The merchants in that line is not just restaurants, but businesses like Foxtrot. This allows these businesses to grow their delivery presence in risk-free way since they do not have to hire their own drivers and cars.
As a side note, these delivery rails provided by DoorDash enables all kinds of new opportunities to play with delivery experiences for small companies — you can plug-and-play into one of the largest delivery fleets in the world like you’re firing up a virtual server using AWS. That’s incredibly powerful and deeply under appreciated.
Loyalty program
In the boardrooms of growing companies which contemplate some sort of subscription or loyalty program, the inevitable question an executive will ask is simple: how do we avoid simply giving our best customers a discount or a freebie? In other words, how can companies make the loyalty programs work in a way that benefits the company?

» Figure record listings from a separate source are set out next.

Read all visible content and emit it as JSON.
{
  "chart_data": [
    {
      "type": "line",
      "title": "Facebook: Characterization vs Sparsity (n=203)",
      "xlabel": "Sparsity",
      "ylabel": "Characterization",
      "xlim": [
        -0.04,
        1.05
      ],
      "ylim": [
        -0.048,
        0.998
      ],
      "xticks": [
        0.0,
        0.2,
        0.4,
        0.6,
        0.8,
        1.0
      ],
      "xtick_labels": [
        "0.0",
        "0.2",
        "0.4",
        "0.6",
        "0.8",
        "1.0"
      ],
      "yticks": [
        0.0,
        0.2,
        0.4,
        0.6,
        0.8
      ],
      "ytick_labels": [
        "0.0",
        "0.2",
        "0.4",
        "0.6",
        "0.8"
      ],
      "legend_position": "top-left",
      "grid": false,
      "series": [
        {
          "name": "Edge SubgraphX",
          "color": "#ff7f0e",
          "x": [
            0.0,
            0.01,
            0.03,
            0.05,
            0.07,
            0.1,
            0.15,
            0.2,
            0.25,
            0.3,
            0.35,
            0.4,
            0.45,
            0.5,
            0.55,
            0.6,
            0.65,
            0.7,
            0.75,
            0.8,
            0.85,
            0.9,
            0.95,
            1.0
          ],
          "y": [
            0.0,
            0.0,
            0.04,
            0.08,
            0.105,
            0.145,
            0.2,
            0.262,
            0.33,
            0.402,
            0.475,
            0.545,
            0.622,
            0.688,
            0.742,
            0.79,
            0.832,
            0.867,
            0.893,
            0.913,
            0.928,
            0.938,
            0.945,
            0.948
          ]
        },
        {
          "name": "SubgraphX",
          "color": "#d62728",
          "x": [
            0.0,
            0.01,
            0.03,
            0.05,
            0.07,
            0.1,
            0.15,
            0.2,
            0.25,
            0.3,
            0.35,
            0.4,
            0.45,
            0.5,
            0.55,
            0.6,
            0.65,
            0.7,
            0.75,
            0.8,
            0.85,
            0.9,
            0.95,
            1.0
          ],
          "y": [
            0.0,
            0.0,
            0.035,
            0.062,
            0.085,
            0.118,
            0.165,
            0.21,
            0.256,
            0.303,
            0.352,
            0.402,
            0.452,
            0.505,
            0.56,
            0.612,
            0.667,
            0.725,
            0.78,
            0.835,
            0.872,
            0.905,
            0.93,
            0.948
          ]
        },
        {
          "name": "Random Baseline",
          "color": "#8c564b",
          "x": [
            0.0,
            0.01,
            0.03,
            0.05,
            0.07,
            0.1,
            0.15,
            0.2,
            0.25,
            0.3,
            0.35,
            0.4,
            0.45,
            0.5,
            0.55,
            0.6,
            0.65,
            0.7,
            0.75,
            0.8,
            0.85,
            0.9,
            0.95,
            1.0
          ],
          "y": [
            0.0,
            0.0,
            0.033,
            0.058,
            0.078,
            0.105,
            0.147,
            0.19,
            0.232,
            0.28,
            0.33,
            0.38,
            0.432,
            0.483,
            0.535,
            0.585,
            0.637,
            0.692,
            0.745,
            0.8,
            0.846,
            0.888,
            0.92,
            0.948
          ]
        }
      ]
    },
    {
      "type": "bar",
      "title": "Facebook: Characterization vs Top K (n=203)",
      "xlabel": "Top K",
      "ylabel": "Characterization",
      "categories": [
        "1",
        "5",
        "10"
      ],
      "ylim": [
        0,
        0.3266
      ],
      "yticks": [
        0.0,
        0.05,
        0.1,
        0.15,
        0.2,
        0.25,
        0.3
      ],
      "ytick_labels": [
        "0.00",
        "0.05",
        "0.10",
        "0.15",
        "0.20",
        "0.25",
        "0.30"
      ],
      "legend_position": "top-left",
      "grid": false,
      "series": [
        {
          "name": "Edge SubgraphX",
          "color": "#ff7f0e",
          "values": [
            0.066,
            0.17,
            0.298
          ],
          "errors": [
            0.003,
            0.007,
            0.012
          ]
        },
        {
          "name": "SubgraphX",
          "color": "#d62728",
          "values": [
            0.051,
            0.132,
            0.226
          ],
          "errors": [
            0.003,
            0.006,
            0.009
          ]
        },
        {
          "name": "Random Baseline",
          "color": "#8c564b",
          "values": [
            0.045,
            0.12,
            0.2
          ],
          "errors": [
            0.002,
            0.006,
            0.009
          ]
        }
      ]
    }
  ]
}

Foxtrot tackles this in a way that reminds of the Amex black card4 — admission is based not by paying something upfront, but by passing a spending threshold. This means that you are not attracting deal pickers who will suck off margins, but loyal customers who would shop at your stores any ways. The free coffee is nice and pretty smart, as it ensures that people will come into your stores much more frequently. With $100 not being a crazy high bar for monthly spend for a convenience store, I can definitely see customers shift spend away from other retailers towards Foxtrot.
It’s a simple and smart program that seems to be working for them. During my 10-15 minute visit to the store, I saw 2 customers log in with their app to get a discount on their purchases.
What’s next?
In the near future, Foxtrot is looking to expand into new geographies. Given its current portfolio of only 3 cities, that certainly seems like a good priority. I’m excited to see how the lessons and tactics they have learned in Chicago, D.C., and Dallas fare in new markets. In capturing new markets, they will continue to re-invent the 21st century retail playbook that they have been writing over the last few years.